In this study, analysis was conducted for the 2018 eruption activity of Mt. Shinmoe, located on the border between Miyazaki and Kagoshima prefectures. For the analysis, we used thermal infrared data from the Advanced Himawari Imager (AHI) onboard the geostationary meteorological satellite Himawari-8 to perform spatio-temporal statistical analysis of ground surface temperature around the volcano to detect temperature anomalies associated with volcanic activity earlier. In the analysis of surface temperature, 3.9 μm data were used in the analysis to detect small amounts of heat sources.

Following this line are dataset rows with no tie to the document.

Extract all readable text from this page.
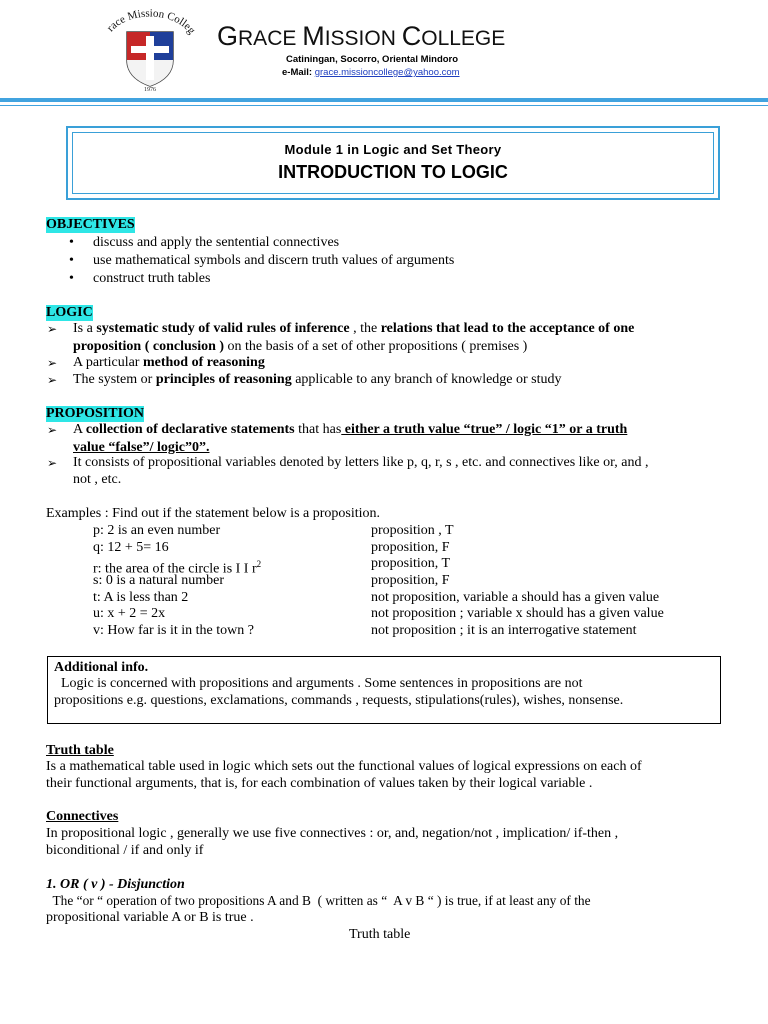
race Mission Colleg
1976
GRACE MISSION COLLEGE
Catiningan, Socorro, Oriental Mindoro
e-Mail: grace.missioncollege@yahoo.com
Module 1 in Logic and Set Theory
INTRODUCTION TO LOGIC
OBJECTIVES
• discuss and apply the sentential connectives
• use mathematical symbols and discern truth values of arguments
• construct truth tables
LOGIC
➢ Is a systematic study of valid rules of inference , the relations that lead to the acceptance of one
proposition ( conclusion ) on the basis of a set of other propositions ( premises )
➢ A particular method of reasoning
➢ The system or principles of reasoning applicable to any branch of knowledge or study
PROPOSITION
➢ A collection of declarative statements that has either a truth value “true” / logic “1” or a truth
value “false”/ logic”0”.
➢ It consists of propositional variables denoted by letters like p, q, r, s , etc. and connectives like or, and ,
not , etc.
Examples : Find out if the statement below is a proposition.
p: 2 is an even number	proposition , T
q: 12 + 5= 16	proposition, F
r: the area of the circle is I I $r^2$	proposition, T
s: 0 is a natural number	proposition, F
t: A is less than 2	not proposition, variable a should has a given value
u: x + 2 = 2x	not proposition ; variable x should has a given value
v: How far is it in the town ?	not proposition ; it is an interrogative statement
Additional info.
Logic is concerned with propositions and arguments . Some sentences in propositions are not
propositions e.g. questions, exclamations, commands , requests, stipulations(rules), wishes, nonsense.
Truth table
Is a mathematical table used in logic which sets out the functional values of logical expressions on each of
their functional arguments, that is, for each combination of values taken by their logical variable .
Connectives
In propositional logic , generally we use five connectives : or, and, negation/not , implication/ if-then ,
biconditional / if and only if
1. OR ( v ) - Disjunction
The “or “ operation of two propositions A and B  ( written as “  A v B “ ) is true, if at least any of the
propositional variable A or B is true .
Truth table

In the time series analysis, differential values at certain distances in the east-west and north-south directions were used to remove seasonal variations and to capture the heat increase due to volcanic activity. In this analysis, accurate rejection of cloud pixels is essential, and we used three brightness temperature difference values (BTD: Brightness Temperature Difference) (Band 14-Band 9, Band 14-Band 15, Band 7-Band 14) to determine the characteristics of each BTD The cloud pixel rejection was performed by considering the characteristics of each BTD. In order to improve the accuracy of the cloud pixel rejection method in Japan, it is important to fuse Lidar data (National Institute for Environmental Studies) and Himawari-8 AHI data at eight locations in Japan (Sapporo, Niigata, Toyama, Tsukuba, Tokyo, Matsue, Nagasaki, and Hendo), determine the threshold value of each BTD for cloud discrimination, and perform cloud discrimination in volcanic regions based on this threshold value. It was found that it is important to determine the threshold of each BTD for cloud discrimination and to perform cloud discrimination in volcanic regions based on the threshold values. For the determination of surface temperature anomalies, a standardized annual surface temperature model was created. The model was created using ±15-day moving average and median values. As a result, we were able to confirm ground surface temperature anomalies associated with magma eruptions and the appearance of lava domes. We were also able to confirm surface temperature anomalies prior to the JMA announcement.